Mtshamba, arrived at Marikana on August 14 from leave, after the strike had already started. He was not armed during the strike. “It would’ve been better if they [Lonmin] went and spoke to us instead of calling the police,” Mtshamba said. “I feel that we were humiliated a lot from the beginning, from where we were arrested.”

Mtshamba feels he is lucky to have survived the shooting, but is bitter that those who were actually responsible for the shooting have not been brought to book. “The people who were supposed to be arrested and charged [are] having a normal life, a good time, and we were arrested for killing our colleagues when we did not kill them … But the police are still walking freely, enjoying their lives.”

Wage demands
The witness also told the commission that the strikers did not only want to speak to Lonmin about their wage demands, but also about the lack of black people in senior positions at the mine. “There’s not a single white person who’s an RDO [rockdrill operator]. Even on the koppie, there was not a single white person who was demonstrating there,” Mtshamba said.

“All the white people are given high positions like chief mine captain … Lonmin was supposed to look at that, improve the conditions of black people so that they can be in power with their white colleagues.

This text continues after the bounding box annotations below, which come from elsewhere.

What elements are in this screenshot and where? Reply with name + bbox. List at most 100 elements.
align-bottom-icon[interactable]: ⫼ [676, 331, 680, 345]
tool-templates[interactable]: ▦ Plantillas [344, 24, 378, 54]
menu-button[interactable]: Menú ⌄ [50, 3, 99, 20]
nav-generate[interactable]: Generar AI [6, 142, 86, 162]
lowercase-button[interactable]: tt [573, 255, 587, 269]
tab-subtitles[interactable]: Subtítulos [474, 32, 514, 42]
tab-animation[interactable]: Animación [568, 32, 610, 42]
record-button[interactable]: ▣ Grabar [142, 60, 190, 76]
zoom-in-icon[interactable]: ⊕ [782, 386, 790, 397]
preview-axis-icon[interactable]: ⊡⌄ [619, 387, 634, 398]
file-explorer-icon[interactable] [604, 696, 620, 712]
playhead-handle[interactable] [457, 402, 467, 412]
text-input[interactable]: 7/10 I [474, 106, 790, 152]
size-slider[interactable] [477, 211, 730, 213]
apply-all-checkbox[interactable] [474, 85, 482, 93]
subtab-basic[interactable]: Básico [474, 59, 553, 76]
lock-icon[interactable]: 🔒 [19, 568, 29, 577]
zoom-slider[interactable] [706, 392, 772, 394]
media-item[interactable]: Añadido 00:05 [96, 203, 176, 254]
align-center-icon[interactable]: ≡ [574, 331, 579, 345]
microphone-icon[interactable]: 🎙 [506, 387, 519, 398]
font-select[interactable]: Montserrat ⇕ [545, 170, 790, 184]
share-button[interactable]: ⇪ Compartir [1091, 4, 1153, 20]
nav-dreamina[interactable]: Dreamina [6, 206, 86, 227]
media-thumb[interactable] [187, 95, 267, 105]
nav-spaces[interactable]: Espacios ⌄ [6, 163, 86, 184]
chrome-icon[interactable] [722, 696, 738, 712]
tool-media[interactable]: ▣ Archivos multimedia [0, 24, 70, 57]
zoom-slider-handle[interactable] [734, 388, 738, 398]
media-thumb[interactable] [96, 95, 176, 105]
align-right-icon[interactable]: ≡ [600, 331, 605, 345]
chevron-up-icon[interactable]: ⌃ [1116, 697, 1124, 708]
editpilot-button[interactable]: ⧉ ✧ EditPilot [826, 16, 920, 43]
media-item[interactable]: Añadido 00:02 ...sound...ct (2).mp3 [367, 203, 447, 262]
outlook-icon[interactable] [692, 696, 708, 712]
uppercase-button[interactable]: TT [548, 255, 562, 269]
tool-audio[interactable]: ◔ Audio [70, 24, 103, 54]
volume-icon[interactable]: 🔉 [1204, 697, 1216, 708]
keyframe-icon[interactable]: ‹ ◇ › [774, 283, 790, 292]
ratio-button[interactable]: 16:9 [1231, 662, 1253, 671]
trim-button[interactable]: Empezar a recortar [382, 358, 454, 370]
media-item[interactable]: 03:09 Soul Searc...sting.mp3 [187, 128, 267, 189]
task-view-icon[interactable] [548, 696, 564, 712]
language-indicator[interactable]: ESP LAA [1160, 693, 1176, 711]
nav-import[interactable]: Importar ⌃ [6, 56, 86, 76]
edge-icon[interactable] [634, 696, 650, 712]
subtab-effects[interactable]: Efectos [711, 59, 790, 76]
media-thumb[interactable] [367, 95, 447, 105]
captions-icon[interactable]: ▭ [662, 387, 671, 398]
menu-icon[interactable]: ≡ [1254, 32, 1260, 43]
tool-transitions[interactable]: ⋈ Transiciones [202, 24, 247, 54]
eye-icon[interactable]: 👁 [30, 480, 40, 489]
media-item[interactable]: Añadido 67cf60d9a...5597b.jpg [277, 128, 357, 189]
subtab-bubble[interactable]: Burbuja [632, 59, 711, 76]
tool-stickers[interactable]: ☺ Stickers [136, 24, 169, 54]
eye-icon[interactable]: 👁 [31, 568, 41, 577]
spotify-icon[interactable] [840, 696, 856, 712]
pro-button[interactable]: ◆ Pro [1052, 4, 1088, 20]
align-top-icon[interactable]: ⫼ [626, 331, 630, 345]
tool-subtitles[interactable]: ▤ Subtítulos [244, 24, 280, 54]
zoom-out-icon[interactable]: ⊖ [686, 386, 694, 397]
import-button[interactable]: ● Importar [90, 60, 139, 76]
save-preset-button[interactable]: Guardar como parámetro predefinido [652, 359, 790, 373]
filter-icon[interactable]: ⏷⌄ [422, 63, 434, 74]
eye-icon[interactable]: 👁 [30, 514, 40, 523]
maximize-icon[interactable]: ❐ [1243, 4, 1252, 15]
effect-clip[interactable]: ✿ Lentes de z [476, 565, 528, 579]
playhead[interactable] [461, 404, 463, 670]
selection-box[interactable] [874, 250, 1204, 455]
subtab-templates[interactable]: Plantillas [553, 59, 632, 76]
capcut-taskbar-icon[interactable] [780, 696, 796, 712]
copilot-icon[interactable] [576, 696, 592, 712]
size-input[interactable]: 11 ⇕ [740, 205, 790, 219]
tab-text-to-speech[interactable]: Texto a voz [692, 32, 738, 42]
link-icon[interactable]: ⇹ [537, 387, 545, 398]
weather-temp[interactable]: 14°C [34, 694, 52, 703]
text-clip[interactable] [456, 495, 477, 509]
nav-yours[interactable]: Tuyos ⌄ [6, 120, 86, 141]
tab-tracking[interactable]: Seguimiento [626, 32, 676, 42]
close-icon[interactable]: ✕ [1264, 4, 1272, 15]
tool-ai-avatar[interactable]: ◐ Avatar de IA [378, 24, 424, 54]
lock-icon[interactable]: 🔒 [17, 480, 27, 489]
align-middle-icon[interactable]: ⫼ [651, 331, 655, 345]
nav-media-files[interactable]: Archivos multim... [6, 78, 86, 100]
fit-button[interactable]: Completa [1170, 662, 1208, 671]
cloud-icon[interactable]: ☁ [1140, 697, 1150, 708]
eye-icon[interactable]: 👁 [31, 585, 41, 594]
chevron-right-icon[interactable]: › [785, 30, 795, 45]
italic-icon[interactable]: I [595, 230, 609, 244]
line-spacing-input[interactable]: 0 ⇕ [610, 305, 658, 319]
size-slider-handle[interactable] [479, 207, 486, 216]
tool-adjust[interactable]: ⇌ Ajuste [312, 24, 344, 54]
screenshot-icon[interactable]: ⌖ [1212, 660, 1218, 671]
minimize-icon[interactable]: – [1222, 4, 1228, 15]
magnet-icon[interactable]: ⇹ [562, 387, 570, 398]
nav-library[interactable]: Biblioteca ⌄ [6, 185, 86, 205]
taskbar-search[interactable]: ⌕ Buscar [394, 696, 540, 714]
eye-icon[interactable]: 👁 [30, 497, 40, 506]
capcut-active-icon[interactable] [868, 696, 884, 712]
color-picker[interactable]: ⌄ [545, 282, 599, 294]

That’s one of the grievances we were going to put forward on the koppie.”

Mtshamba’s unsettling testimony comes a few days after the lives of the 34 dead miners were remembered at two year memorial events. Commissioner advocate Bantubonke Tokota read out the names of the miners who were killed on August 16 2012, where after the commission observed a minute of silence.

Mtshamba’s testimony continues on Tuesday.